Monday 27 March 2017

World is better after Iraq war, says Tony Blair

Tony Blair: ‘It would have been far better if I had challenged (the intelligence reports) more clearly’
Tony Blair: ‘It would have been far better if I had challenged (the intelligence reports) more clearly’

Dean Gray in London

Former British prime minister Tony Blair firmly believes that the world would be "in a worse position" had he not taken the decision to invade Iraq.

Following the release of the Chilcot report into the Iraq War, which was hugely critical of Mr Blair, he insisted that, despite the "terrible consequences", removing Saddam Hussein "moved with the grain" of what was to come in the region.

However, he accepted that it would have been "far better" if he had challenged intelligence on Iraq's weapons in the run-up to the war.

The Chilcot inquiry into the 2003 war was damning in its criticisms of Mr Blair's government and UK military chiefs. It said that Mr Blair had overstated the threat posed by Saddam Hussein, that he sent troops into battle ill prepared and had "wholly inadequate" plans for the aftermath of the conflict.

But in an interview on the BBC yesterday, Mr Blair was adamant that although mistakes had been made, the decision to join the US-led invasion had been the right one.

Read more: Politicians call for Tony Blair to face trial over his role in taking Britain to war in Iraq

Roger Keys, Rose Gentle and Sarah O'Connor, relatives of military personnel killed during the Iraq War, speak at a news conference
Roger Keys, Rose Gentle and Sarah O'Connor, relatives of military personnel killed during the Iraq War, speak at a news conference

And he hit back at claims that he had secretly committed the UK to help US president George W Bush topple Saddam Hussein, then overstated the threat posed by Saddam Hussein's alleged weapons of mass destruction in order to sell the war to the public and MPs.

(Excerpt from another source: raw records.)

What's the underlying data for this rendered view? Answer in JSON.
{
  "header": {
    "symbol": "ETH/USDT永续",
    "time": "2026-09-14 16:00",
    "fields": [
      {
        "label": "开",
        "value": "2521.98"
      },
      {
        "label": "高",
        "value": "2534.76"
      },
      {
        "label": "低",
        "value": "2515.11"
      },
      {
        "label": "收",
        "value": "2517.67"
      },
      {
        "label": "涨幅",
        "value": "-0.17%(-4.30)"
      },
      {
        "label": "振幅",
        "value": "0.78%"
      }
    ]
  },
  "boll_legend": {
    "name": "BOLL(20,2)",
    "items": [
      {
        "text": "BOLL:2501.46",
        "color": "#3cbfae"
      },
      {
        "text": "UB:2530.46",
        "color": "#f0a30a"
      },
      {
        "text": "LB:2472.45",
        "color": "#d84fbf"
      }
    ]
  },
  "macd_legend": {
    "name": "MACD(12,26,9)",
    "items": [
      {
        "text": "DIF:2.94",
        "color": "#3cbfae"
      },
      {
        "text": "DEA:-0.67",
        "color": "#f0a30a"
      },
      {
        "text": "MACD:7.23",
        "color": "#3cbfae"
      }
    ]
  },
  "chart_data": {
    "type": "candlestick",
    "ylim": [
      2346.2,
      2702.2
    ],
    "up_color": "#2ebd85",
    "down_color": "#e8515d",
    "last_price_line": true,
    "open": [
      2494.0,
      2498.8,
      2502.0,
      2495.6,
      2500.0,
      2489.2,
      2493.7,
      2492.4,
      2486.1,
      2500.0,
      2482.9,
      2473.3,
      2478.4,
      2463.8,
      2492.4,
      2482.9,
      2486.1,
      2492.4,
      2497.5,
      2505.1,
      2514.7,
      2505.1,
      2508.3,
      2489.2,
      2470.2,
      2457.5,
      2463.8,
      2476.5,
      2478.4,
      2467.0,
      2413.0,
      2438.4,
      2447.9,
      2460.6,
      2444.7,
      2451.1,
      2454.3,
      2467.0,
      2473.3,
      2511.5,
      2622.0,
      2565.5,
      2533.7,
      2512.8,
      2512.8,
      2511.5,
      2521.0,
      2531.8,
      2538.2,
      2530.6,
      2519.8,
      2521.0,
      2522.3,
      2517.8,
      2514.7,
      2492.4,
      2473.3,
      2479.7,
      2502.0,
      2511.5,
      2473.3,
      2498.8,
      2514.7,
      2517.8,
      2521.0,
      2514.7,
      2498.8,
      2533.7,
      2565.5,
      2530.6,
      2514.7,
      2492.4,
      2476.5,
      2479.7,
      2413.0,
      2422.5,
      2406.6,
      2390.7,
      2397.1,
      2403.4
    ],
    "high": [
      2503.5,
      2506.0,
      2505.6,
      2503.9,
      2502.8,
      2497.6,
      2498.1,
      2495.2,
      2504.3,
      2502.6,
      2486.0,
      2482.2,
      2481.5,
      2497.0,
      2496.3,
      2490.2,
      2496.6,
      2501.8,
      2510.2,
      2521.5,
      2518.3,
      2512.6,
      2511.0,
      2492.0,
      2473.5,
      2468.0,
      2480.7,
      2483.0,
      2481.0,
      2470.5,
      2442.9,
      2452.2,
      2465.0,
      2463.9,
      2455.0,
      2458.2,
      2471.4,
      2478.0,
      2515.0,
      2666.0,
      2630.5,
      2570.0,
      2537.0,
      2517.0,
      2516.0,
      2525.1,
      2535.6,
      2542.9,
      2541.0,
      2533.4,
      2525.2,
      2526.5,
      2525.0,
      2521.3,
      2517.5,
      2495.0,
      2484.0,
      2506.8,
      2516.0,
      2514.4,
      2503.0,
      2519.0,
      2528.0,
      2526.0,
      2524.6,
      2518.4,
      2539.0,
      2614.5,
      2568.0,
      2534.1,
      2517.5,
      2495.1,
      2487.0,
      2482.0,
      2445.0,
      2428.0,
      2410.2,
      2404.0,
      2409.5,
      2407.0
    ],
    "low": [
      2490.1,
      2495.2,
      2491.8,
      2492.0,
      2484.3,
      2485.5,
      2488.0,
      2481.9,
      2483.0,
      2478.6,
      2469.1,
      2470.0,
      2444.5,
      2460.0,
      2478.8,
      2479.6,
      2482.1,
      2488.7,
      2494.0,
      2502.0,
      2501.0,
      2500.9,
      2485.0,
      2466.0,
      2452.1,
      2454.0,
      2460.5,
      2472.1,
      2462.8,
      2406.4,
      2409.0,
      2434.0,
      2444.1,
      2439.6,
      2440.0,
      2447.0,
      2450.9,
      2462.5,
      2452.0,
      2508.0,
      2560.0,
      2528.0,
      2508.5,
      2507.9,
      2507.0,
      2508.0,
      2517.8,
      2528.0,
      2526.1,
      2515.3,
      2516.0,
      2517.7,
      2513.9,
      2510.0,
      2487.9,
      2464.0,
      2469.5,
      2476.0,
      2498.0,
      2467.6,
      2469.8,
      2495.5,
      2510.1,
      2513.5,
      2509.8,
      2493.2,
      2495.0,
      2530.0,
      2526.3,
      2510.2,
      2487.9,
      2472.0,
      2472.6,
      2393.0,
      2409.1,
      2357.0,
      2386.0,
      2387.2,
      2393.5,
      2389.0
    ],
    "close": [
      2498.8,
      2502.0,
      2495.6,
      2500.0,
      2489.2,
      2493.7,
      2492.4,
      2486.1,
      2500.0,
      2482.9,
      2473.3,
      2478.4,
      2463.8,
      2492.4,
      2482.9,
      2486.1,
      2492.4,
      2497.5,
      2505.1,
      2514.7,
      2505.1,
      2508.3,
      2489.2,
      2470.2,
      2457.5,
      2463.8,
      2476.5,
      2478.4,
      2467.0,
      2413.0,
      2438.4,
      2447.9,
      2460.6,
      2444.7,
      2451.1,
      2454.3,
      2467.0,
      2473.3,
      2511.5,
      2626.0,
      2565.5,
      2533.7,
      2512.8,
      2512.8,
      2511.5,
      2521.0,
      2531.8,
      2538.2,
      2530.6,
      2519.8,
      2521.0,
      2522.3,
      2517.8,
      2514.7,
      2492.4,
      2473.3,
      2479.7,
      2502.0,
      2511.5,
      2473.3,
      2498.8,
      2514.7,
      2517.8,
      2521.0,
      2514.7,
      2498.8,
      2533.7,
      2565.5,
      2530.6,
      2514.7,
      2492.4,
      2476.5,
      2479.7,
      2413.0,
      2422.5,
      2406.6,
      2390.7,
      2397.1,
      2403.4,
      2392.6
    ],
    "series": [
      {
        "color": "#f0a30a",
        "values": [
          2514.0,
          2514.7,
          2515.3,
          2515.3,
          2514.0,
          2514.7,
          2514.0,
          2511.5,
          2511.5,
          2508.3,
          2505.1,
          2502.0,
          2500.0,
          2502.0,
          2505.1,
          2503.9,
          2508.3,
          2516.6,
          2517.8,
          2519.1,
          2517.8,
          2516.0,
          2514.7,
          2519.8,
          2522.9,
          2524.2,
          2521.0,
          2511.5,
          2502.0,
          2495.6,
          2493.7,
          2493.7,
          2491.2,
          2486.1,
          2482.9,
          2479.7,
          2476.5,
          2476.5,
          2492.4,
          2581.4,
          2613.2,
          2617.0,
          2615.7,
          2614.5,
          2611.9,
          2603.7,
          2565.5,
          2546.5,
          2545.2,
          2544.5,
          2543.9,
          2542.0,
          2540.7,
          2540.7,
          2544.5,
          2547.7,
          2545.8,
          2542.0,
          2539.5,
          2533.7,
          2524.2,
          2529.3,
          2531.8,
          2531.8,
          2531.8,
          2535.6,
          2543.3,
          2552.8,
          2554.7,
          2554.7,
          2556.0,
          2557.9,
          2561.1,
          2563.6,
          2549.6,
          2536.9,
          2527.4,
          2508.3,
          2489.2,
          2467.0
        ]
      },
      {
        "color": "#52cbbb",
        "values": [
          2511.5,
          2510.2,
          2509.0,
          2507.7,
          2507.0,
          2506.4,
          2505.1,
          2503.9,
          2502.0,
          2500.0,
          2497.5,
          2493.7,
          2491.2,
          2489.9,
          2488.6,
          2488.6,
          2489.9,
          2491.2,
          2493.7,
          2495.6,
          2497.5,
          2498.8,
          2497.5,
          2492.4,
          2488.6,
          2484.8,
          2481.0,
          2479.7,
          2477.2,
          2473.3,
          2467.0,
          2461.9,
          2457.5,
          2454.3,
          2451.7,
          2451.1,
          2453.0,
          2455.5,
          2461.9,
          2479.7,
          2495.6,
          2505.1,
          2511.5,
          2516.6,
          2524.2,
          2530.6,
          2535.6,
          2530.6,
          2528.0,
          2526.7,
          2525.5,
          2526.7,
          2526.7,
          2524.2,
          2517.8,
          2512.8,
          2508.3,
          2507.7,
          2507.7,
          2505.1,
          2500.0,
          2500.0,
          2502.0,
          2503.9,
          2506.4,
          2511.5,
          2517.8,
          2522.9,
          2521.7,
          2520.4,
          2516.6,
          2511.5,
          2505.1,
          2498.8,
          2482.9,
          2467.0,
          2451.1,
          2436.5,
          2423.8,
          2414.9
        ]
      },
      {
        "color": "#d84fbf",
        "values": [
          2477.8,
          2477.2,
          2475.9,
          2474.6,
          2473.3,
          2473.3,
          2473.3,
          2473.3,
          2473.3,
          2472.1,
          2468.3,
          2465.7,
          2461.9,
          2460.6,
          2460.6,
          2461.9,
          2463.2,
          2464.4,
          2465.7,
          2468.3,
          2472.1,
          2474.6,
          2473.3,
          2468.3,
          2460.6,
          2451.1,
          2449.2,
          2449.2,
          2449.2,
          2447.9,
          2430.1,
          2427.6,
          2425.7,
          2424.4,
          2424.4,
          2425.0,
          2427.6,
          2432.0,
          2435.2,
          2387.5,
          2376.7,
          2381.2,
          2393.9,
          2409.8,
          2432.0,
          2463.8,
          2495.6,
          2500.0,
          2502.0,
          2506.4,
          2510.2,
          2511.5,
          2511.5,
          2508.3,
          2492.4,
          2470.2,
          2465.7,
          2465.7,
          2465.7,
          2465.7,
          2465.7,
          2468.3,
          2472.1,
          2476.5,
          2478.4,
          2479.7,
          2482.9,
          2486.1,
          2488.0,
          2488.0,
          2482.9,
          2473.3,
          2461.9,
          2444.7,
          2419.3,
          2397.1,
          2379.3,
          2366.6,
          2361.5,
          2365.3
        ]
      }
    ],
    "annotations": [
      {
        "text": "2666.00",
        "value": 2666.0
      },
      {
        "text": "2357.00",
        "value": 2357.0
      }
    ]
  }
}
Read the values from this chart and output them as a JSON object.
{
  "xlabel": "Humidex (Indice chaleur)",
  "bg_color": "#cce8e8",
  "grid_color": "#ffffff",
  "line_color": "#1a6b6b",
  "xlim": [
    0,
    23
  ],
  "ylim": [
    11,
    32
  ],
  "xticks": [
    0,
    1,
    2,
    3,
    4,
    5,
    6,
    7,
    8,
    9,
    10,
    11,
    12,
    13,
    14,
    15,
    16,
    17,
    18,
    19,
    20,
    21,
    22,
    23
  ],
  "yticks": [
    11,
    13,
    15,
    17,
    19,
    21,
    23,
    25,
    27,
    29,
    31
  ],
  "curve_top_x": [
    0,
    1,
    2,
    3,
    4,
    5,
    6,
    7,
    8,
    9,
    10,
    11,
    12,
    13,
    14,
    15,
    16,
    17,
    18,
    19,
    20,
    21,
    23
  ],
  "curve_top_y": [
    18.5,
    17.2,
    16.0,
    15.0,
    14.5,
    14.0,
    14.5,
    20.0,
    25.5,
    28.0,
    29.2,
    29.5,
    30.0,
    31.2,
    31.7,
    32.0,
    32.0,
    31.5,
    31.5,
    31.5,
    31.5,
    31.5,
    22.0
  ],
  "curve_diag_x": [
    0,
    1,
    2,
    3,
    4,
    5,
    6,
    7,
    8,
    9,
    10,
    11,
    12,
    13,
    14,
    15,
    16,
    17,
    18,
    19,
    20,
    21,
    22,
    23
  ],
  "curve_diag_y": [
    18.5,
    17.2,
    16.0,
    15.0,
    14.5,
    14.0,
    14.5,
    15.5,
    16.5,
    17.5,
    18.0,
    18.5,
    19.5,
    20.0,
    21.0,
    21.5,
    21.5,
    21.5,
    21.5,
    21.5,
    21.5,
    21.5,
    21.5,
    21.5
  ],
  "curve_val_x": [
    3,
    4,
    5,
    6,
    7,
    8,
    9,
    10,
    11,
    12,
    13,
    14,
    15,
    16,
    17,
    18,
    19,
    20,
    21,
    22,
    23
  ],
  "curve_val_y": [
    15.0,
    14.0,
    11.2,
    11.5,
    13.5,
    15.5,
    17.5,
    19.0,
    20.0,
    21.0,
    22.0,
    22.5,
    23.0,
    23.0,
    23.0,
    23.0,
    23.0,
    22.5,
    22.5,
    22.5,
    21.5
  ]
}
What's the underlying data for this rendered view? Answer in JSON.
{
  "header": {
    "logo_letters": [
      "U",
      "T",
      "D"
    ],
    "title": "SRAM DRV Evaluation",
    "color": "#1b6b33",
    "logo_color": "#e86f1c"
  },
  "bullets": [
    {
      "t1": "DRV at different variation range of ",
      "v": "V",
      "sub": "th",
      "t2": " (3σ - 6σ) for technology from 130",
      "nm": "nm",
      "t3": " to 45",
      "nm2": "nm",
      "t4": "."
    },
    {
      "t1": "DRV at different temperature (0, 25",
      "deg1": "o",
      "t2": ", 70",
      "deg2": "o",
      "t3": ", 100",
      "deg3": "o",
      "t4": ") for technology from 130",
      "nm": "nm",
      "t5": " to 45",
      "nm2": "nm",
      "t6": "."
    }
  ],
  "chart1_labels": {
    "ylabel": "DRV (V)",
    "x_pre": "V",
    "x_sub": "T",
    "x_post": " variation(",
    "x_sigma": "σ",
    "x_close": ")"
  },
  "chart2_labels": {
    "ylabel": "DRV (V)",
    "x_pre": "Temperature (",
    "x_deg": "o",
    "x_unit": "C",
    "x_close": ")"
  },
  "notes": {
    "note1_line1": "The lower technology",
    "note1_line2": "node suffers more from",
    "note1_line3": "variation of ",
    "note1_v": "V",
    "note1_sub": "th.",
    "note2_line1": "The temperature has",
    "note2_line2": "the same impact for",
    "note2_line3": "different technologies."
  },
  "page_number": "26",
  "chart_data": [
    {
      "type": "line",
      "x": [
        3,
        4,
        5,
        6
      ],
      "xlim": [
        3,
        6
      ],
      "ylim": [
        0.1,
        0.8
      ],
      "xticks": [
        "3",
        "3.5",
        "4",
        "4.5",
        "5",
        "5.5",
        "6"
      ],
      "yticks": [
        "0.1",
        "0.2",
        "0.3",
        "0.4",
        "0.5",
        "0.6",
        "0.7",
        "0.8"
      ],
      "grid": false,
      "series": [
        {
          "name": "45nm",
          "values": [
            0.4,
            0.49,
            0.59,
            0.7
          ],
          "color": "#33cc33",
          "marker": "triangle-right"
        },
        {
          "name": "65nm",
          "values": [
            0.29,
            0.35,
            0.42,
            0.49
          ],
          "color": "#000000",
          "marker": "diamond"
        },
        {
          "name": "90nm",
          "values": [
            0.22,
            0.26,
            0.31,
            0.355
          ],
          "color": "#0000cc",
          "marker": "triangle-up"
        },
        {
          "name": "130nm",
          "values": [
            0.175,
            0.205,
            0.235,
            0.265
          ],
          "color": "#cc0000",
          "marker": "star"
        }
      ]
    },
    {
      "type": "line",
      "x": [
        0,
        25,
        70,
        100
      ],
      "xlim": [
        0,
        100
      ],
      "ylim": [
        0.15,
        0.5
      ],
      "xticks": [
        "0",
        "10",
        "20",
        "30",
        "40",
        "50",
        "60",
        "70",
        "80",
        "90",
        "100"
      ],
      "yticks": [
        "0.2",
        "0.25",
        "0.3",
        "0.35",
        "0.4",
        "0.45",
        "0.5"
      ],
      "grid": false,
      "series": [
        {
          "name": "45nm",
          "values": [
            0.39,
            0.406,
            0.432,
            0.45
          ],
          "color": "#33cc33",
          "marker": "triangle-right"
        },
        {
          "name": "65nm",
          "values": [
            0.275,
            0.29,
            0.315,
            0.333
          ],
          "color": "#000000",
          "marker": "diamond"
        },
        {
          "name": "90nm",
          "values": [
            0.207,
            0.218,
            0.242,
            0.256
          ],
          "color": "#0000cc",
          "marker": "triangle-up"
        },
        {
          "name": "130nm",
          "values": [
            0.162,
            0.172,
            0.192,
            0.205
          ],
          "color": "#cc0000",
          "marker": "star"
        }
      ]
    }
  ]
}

In a December 2001 memo, Mr Blair said to Mr Bush that he would be "with you, whatever", before setting out some of the conditions that he believed the US would need to meet to attract support, including seeking UN authorisation.

Families

The Chilcot report said Saddam Hussein posed "no imminent threat" at the time of the invasion, which had been launched on the basis of "flawed" intelligence.

It also found that warnings about the increased risk of terrorist activity and regional instability had not been shared with the public and MPs.

The inquiry's chairman, Sir John Chilcot, said Mr Blair and his ministers should not have accepted the intelligence reports on Saddam's weapons at face value.

Mr Blair said he had relied on these reports, but acknowledged: "It would have been far better to have challenged them more clearly."

He added: "It wasn't that I wanted to believe it. I did believe it and one of the reasons for that was because Saddam Hussein had used these weapons against his own people."

Mr Blair told BBC interviewer John Humphrys people would not accept that he meant his regret over mistakes in the Iraq war until he disowned the decision to join the US coalition to topple Saddam Hussein.

But he said: "I don't believe this struggle was in vain."

Following the publication of the Chilcot report, Mr Blair held a two-hour press conference in which he apologised to the families of those killed in the Iraq war, accepting that they will never "forget or forgive him".

He said he felt sorrow and regret beyond what "people may ever know" at the loss of life.

A spokesman for some of the families of the 179 British service personnel and civilians killed in Iraq between 2003 and 2009 said their loved ones had died "unnecessarily and without just cause and purpose".

Troops

The spokesman said that all options were now being considered, including asking those responsible for the failures identified in the report to "answer for their actions in the courts if such process is found to be viable".

Labour leader Jeremy Corbyn - who voted against military action - apologised on behalf of the party.

He said the report proved the Iraq war had been an "act of military aggression launched on a false pretext", something he said which has "long been regarded as illegal by the overwhelming weight of international opinion".